Barghaman sentiu o leve toque de uma mão sobre seu ombro. Era uma mão negra como carvão e parecia pedir, com educação, para que o velho se aquietasse.

- É a sina de todos os heróis, senhor Barghaman - falou o estranho, tirando o capuz da cabeça e mostrando a face negra de um drow com olhos profundamente púrpuros - nós sempre lutamos sozinhos. Nos arriscamos de forma egoísta, como se quiséssemos que nossos nomes, através de nosso sacrifício, fossem ecoados pela eternidade. Você é um, Barghaman, o dragão uivante, mas foge disso.


Barghaman ficou atônito. As palavras que ele receava ouvir - você é um herói - foram pronunciadas, como se invocadas para convencê-lo de algo.

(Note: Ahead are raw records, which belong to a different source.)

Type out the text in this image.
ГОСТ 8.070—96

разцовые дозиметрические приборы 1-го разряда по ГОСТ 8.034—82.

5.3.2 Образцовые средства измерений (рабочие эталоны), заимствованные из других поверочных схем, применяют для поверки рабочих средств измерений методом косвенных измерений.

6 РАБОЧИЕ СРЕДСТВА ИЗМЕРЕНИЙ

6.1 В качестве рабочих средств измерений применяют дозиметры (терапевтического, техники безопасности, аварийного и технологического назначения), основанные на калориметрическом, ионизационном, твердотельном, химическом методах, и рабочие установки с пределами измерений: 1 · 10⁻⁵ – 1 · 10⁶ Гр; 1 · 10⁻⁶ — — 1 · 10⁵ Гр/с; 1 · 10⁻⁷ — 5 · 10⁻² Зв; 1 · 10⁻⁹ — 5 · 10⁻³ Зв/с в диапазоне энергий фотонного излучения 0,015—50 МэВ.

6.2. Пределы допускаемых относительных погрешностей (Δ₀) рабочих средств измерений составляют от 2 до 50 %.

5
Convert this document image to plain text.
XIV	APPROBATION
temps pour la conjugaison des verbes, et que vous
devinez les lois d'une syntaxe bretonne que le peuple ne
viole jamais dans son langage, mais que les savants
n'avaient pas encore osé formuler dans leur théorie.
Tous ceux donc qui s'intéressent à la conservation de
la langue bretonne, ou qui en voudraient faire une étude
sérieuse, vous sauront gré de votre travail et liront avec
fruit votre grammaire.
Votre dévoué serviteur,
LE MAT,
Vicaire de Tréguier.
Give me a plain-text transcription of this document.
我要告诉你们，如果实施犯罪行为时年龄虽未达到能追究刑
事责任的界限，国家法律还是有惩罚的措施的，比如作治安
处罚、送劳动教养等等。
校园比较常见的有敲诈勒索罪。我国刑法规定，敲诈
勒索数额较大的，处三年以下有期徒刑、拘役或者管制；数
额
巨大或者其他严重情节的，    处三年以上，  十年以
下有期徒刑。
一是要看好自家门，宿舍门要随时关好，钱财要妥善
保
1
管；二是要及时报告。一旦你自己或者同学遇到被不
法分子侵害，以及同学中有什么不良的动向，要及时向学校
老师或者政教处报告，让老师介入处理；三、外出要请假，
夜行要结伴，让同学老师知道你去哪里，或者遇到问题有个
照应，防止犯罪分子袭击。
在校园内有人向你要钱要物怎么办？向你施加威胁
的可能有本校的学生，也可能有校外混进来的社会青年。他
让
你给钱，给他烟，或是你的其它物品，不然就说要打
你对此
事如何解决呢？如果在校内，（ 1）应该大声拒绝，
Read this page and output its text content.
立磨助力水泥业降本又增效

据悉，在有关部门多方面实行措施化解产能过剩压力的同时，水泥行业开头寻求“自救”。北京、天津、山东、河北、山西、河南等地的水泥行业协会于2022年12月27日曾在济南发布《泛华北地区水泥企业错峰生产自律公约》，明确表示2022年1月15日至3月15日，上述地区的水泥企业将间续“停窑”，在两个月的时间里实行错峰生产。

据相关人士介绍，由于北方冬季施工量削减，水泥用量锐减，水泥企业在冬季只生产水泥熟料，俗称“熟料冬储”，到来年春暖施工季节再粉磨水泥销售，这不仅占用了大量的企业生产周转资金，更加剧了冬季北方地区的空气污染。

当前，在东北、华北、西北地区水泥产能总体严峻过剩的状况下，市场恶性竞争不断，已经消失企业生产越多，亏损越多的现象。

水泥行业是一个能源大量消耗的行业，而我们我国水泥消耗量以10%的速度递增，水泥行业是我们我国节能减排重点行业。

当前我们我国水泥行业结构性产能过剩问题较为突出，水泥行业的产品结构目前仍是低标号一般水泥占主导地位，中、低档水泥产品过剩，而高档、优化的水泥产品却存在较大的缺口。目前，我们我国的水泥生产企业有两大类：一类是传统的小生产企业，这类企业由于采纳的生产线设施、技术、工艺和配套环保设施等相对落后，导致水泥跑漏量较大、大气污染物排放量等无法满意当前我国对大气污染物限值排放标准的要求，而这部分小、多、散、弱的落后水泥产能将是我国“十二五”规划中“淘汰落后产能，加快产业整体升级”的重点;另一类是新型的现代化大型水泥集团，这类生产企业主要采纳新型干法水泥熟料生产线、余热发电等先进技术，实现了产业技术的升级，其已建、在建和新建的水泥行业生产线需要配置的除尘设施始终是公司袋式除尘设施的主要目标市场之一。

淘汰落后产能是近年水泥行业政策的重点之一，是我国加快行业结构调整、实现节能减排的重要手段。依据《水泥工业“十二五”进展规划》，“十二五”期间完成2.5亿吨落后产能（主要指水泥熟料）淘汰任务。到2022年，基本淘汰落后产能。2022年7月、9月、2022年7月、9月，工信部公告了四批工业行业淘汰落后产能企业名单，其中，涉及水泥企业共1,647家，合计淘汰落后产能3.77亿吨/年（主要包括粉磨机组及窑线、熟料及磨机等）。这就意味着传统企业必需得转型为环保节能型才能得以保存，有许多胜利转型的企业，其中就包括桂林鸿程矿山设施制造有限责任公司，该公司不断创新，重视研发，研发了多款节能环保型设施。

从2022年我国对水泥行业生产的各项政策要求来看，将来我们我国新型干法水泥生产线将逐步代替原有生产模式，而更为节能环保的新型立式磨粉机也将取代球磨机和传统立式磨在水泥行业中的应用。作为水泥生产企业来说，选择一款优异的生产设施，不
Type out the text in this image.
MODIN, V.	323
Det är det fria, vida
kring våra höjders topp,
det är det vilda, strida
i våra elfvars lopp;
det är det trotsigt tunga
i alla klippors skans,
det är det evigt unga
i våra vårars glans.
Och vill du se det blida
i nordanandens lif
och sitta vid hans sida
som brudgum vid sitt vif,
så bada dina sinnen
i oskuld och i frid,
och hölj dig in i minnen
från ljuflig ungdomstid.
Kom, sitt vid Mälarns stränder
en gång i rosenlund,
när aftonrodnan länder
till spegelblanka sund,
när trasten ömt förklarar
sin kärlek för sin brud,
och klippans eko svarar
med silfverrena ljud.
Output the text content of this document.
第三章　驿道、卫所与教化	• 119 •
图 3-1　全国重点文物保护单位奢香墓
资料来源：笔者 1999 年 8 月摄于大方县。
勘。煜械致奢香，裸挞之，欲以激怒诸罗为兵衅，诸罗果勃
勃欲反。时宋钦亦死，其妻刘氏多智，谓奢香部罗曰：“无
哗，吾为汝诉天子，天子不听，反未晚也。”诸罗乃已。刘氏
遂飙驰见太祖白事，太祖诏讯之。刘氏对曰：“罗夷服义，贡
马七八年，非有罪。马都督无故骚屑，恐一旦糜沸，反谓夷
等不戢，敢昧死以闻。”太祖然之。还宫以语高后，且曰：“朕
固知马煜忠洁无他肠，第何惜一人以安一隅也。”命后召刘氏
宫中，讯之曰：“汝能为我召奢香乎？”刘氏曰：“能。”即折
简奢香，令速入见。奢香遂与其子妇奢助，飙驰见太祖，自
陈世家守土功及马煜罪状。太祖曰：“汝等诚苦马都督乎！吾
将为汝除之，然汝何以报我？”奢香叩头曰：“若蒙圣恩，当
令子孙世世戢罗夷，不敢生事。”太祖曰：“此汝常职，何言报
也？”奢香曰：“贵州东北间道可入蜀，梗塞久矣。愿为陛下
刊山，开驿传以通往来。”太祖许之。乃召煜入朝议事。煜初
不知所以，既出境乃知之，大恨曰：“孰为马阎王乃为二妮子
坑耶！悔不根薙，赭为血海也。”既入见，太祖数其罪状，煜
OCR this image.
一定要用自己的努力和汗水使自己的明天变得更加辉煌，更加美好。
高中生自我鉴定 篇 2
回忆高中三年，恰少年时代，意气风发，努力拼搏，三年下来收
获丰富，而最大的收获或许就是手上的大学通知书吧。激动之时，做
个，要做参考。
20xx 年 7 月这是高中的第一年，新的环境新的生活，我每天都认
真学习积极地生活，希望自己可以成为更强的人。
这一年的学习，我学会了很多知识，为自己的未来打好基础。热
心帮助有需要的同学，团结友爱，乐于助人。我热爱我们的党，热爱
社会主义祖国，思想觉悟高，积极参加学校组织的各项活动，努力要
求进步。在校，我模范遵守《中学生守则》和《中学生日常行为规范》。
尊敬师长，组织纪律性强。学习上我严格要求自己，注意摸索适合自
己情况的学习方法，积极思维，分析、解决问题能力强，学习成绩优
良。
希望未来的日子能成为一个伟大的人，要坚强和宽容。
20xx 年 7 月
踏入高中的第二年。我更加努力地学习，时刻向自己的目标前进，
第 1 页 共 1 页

- Quem é você, afinal, elfo negro? - perguntou Aldebaran, com Incêndio na mão - Seu rosto não me é estranho, criatura!

Lathandhril, o drow
- Sou Lathandhril, um dos três reis das terras de Rivergate. É estranho pronunciar o meu nome, todos na minha terra me conhecem somente pelo título de “O Drow” - o elfo negro voltou-se para Barghaman, que ainda permanecia preso na própria consciência - eu tive o prazer de conhecer o seu filho, Barghaman. Aensell é um ótimo garoto, o mais inteligente humano que já conheci.


O nome do garoto fez Barghaman acordar:

- E onde ele está agora? Porque não veio com você?

- A luta dele é essa que esperamos e tantas outras. Agora mesmo, sei que ele faz algo que está além da nossa capacidade ou além de nosso destino - respondeu o drow.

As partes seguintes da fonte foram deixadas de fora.